Despite its environmental benefits, the planned ban on plastic bag use has its opponents. Didar Gul Safi, the provincial president of the country's Shopping Bags Manufacturing and Whole Sale Dealers Association, said that the decision taken by the Khyber Pakhtunkhwa government is bad for business, adding that plastic bags are the basic need not only in Pakistan, but across the globe.

“These polythene bags are prepared from pure materials,” Safi said. “We are paying huge amount to the government in the form of sales tax and custom duties for the import of raw materials of plastic bags because [the industry employs] more than a million people. If the provincial government banned manufacturing of polythene bags, many families will be deprived of their livelihood.”

He said that the provincial government is failing to address the larger issue of overloaded sanitation and drainage system in big cities, adding that polythene bags are not the only cause of clogged drainpipes.

If the provincial government bans the production of shopping bags, it has to create alternate business opportunities for factory owners, Safi said.
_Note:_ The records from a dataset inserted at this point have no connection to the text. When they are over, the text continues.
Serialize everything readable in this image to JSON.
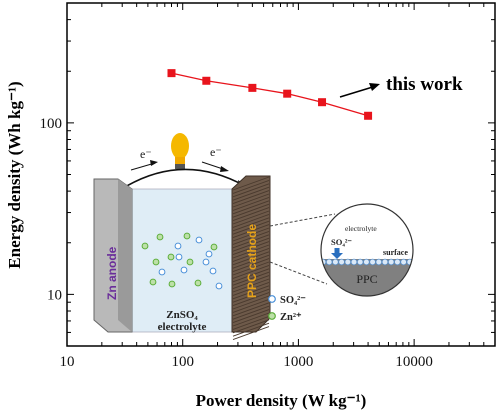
{
  "chart_data": {
    "type": "line",
    "xlabel": "Power density (W kg⁻¹)",
    "ylabel": "Energy density (Wh kg⁻¹)",
    "x_scale": "log",
    "y_scale": "log",
    "xlim": [
      10,
      50000
    ],
    "ylim": [
      5,
      500
    ],
    "x_tick_labels": [
      "10",
      "100",
      "1000",
      "10000"
    ],
    "y_tick_labels": [
      "10",
      "100"
    ],
    "grid": false,
    "series": [
      {
        "color": "#e8141c",
        "marker": "square",
        "x": [
          80,
          160,
          400,
          800,
          1600,
          4000
        ],
        "y": [
          195,
          176,
          160,
          148,
          132,
          110
        ]
      }
    ],
    "annotations": [
      {
        "text": "this work",
        "arrow_to_series": true
      }
    ]
  },
  "inset": {
    "electron_left": "e⁻",
    "electron_right": "e⁻",
    "anode_label": "Zn anode",
    "cathode_label": "PPC cathode",
    "electrolyte_formula": "ZnSO₄",
    "electrolyte_word": "electrolyte",
    "legend_sulfate": "SO₄²⁻",
    "legend_zinc": "Zn²⁺",
    "zoom_electrolyte": "electrolyte",
    "zoom_sulfate": "SO₄²⁻",
    "zoom_surface": "surface",
    "zoom_material": "PPC",
    "colors": {
      "anode_text": "#6a2d9a",
      "cathode_text": "#e6a21a",
      "sulfate": "#4a90d9",
      "zinc": "#5cae3a",
      "bulb": "#f5b800"
    }
  }
}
In developed countries, recycling plants are established to recycle used plastic bags, he added.

“If WSSP set up recycling plants for polythene bags, the department would be able to generate revenue we would carry on in our business. The ban on polythene bags will be totally based on injustice,” Safi continued, adding the government should instead support the production of biodegradable bags.

Looking for an alternative

The environmental protection agency in Khyber Pakhtunkhwa (EPA) has taken steps to introduce biodegradable bags in the past, said Liaqat Ali Khan, who has served as the EPA's deputy director for the last 15 years.

Khan said that his department has tested the bags of two factories that produce D2W,  a biodegradable plastic, with good results. But provincial governments do not have the authority to pass legislation requiring factories to produce D2W bags, he added. Such legislation must be passed by the Federal Government of Pakistan, which only approves the manufacturing of polythene bags.

“Industrialists say that if they received demand from the market for biodegradable polythene bags, they would produce them,” Khan said. “Pakistani industries are capable to produce Oxo-biodegradable plastic bags but people only demand the cheapest polythene shopping bags. That is why huge quantity of these hazardous bags are produced on daily basis.”

The EPA plans to address the issue on a national level using the Environmental Protection Act, passed in 1997. The institution is also attempting to revise federal policies and will soon propose legislation enabling the use of bags made of biodegradable plastic.